We can see that there is a massive push for infrastructure, development, transportation etc. Especially given that there is an election season coming up later this year, starting from Karnataka in the south to Rajasthan in the North, the government has enhanced the spending after two successive pandemic years.

The special mention of tribals indicates the political push ahead of the crucial election season. When the world is grabbed by the post-pandemic uncertainty and the anxiety of a recession, the fundamentals of the Indian economy remain strong. Despite the Russia-Ukraine war and the fears of the ghost of inflation, India till now looks forward to keeping its consistency in beating inflation.

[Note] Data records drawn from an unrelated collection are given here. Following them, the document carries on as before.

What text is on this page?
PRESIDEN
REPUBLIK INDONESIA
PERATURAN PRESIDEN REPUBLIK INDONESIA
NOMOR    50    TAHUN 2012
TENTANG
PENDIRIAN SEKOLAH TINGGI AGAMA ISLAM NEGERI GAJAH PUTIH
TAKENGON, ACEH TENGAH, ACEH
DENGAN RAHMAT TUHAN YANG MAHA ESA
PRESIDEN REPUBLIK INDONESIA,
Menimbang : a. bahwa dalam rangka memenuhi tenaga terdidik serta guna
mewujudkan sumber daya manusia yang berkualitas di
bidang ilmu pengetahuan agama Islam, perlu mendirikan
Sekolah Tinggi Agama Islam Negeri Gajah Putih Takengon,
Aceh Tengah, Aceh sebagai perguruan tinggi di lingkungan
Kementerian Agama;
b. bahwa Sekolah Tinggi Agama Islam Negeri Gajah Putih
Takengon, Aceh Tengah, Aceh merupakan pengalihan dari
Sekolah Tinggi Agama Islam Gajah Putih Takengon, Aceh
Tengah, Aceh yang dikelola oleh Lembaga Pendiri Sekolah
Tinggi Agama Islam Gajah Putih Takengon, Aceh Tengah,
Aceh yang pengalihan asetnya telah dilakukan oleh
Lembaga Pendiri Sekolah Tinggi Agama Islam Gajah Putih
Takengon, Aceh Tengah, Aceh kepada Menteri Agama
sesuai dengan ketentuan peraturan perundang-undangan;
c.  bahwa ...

The post-withdrawal of Agri reforms last year, the government has tried to include a lot of incentives for the agricultural sector. The reduction of custom duty costs on mobile phone parts and EV parts will boost Make In India. Like last year, this is a digital budget with a lot of push for technology and digital initiatives. This is an important push for progressiveness and modernisation, which India has been craving for years.

There is no strong change of policy in the case of cryptocurrency and other forms of digital assets. Enough importance has also been given to the fight against Climate Change through the use of technology. The reduction in Income Tax is a relief for the middle class. We hope India will achieve good economic growth and this budget will pave for a better future.